Seven albums released within six weeks of each other in 1991 changed rock music for ever.

The entire year was full of incredible debuts and career defining peaks. In January Jesus Jones released Doubt, which brought their mix of electronica, rock, house and trance to the mainstream. In February Queen released Freddie Mercury’s last studio album, Innuendo. In March, REM dropped Out of Time, which featured the global hit "Losing My Religion". Over the following months Ice T released Original Gangster, NWA released N***az4Life, Smashing Pumpkins released Gish and Spin Doctors released Pocket Full of Kryptonite.

The year finished with Tupac’s debut, U2’s Achtung Baby, Prince’s Diamonds and Pearls and Michael Jackson’s Dangerous.

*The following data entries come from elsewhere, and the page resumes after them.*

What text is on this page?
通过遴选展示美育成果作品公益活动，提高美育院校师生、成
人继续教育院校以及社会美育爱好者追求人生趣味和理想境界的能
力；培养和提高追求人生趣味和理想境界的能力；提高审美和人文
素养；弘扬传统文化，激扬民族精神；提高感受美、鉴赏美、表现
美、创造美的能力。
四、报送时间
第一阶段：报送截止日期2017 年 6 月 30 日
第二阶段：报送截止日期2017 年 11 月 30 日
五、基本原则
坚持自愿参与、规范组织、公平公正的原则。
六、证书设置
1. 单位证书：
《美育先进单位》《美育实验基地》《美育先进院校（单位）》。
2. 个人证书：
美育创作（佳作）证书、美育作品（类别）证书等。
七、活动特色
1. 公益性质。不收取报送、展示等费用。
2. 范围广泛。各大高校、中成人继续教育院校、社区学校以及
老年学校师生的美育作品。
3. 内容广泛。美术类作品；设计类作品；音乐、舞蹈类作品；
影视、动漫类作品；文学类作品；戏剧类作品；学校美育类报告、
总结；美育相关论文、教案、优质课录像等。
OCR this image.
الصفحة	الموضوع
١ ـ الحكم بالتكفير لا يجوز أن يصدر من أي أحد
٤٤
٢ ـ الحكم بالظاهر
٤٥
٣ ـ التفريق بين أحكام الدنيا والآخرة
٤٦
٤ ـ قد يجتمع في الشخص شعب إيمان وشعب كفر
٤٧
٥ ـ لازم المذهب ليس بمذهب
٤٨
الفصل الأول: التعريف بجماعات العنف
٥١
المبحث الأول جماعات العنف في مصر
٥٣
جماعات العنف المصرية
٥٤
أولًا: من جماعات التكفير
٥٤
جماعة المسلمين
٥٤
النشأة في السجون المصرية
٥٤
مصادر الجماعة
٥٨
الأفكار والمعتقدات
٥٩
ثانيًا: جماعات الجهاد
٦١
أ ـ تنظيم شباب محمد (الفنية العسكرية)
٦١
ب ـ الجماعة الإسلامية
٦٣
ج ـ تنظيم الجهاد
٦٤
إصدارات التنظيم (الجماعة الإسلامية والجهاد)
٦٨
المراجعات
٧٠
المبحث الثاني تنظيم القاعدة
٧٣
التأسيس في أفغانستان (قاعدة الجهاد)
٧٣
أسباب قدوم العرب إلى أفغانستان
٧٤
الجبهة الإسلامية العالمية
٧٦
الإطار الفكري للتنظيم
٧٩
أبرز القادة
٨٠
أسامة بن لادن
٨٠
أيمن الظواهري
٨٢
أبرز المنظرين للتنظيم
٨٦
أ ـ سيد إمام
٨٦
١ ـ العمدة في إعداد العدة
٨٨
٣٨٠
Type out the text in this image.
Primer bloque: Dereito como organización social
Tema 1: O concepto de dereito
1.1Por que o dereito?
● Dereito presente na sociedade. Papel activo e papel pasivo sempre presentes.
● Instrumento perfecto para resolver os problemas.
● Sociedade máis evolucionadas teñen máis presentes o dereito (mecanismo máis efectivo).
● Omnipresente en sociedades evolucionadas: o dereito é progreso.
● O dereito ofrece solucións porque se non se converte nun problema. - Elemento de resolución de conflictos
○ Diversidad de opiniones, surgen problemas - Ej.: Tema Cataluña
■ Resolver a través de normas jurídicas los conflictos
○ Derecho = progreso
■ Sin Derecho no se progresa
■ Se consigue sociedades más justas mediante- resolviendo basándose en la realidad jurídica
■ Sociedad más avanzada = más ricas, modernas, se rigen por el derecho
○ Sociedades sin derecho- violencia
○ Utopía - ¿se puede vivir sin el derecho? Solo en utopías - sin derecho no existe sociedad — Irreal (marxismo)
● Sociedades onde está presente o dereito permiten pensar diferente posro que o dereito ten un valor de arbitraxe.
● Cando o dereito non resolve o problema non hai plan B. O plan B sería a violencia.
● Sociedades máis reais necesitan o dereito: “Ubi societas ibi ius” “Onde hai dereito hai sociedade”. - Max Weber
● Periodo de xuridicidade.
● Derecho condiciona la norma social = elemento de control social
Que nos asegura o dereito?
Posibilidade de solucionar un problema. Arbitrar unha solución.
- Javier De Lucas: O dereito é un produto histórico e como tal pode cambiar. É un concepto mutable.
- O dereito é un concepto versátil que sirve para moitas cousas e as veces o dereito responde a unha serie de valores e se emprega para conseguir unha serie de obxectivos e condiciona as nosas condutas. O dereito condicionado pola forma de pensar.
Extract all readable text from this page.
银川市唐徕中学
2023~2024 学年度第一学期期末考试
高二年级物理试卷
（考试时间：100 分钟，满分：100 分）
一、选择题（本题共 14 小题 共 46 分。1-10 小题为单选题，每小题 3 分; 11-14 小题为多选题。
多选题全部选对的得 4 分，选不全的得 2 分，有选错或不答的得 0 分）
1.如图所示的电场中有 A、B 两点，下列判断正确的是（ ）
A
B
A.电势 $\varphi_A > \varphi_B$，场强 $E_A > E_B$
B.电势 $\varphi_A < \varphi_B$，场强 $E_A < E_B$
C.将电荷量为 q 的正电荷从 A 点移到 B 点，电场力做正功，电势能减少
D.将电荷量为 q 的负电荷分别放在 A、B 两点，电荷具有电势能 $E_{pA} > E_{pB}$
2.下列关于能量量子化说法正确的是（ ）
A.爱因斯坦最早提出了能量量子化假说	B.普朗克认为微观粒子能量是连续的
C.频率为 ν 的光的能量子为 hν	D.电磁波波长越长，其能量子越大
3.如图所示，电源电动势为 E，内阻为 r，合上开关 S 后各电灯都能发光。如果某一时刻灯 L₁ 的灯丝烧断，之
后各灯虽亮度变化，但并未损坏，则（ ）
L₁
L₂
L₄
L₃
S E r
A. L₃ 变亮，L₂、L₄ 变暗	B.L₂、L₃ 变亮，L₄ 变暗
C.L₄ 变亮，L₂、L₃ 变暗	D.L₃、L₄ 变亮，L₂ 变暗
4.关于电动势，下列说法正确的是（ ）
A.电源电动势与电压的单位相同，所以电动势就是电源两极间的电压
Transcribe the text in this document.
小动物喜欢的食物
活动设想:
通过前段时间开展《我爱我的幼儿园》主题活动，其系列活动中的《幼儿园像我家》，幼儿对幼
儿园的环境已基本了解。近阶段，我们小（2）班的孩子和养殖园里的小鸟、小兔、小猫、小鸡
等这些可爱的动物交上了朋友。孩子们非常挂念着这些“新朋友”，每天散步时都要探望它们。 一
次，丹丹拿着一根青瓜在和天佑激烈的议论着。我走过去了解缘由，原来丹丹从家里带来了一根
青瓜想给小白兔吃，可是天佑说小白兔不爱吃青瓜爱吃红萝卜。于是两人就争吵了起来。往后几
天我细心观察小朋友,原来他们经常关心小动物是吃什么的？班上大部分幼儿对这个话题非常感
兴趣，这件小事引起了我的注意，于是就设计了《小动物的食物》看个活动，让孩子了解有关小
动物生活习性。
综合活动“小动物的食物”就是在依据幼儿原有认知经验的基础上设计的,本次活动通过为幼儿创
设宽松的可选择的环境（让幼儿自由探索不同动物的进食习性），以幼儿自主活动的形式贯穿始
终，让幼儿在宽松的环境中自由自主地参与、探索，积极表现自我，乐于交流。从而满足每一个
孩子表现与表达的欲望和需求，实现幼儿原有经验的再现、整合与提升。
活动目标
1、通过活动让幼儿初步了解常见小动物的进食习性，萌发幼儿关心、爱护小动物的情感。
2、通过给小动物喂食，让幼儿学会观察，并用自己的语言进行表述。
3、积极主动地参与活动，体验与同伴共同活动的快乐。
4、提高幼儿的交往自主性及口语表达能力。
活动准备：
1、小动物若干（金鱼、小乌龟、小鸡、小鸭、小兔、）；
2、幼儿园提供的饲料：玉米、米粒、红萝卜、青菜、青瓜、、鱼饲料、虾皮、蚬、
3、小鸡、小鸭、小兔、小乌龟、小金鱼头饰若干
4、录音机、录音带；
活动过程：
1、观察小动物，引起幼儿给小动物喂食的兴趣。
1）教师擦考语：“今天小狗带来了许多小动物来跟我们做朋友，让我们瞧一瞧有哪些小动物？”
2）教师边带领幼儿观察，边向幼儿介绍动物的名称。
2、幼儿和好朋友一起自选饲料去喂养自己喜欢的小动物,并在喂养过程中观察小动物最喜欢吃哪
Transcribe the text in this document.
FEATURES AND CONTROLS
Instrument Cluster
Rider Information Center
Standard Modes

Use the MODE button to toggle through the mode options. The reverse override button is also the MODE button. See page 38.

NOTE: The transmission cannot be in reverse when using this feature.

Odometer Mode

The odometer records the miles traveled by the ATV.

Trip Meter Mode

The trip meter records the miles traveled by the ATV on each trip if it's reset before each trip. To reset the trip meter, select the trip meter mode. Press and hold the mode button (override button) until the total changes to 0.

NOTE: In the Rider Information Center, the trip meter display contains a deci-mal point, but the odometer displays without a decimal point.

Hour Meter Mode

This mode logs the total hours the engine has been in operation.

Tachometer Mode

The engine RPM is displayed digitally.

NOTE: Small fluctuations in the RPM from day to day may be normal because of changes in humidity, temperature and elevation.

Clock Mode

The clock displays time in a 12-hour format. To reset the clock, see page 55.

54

Sadly, we are unlikely to see such a historic period again. One of the reasons 1991 became such a phenomenal year for music was because the bands were allowed the creative freedom to develop. This was particularly the case for the Chili Peppers, Metallica and Guns N’ Roses, who had been honing their talents over the preceding years. Today it is doubtful any label would be patient or generous enough to finance several albums before a magnum opus was produced.

As Robinson says: “I understand that the world evolves and things are marketed differently now, but this whole thing occurred because there was a level of trust placed in the artists that is long gone now.

“Could it happen again? Maybe. But only if the record labels go back to recognizing talent and ability, rather than prioritizing what is marketable and what will trend on social media.”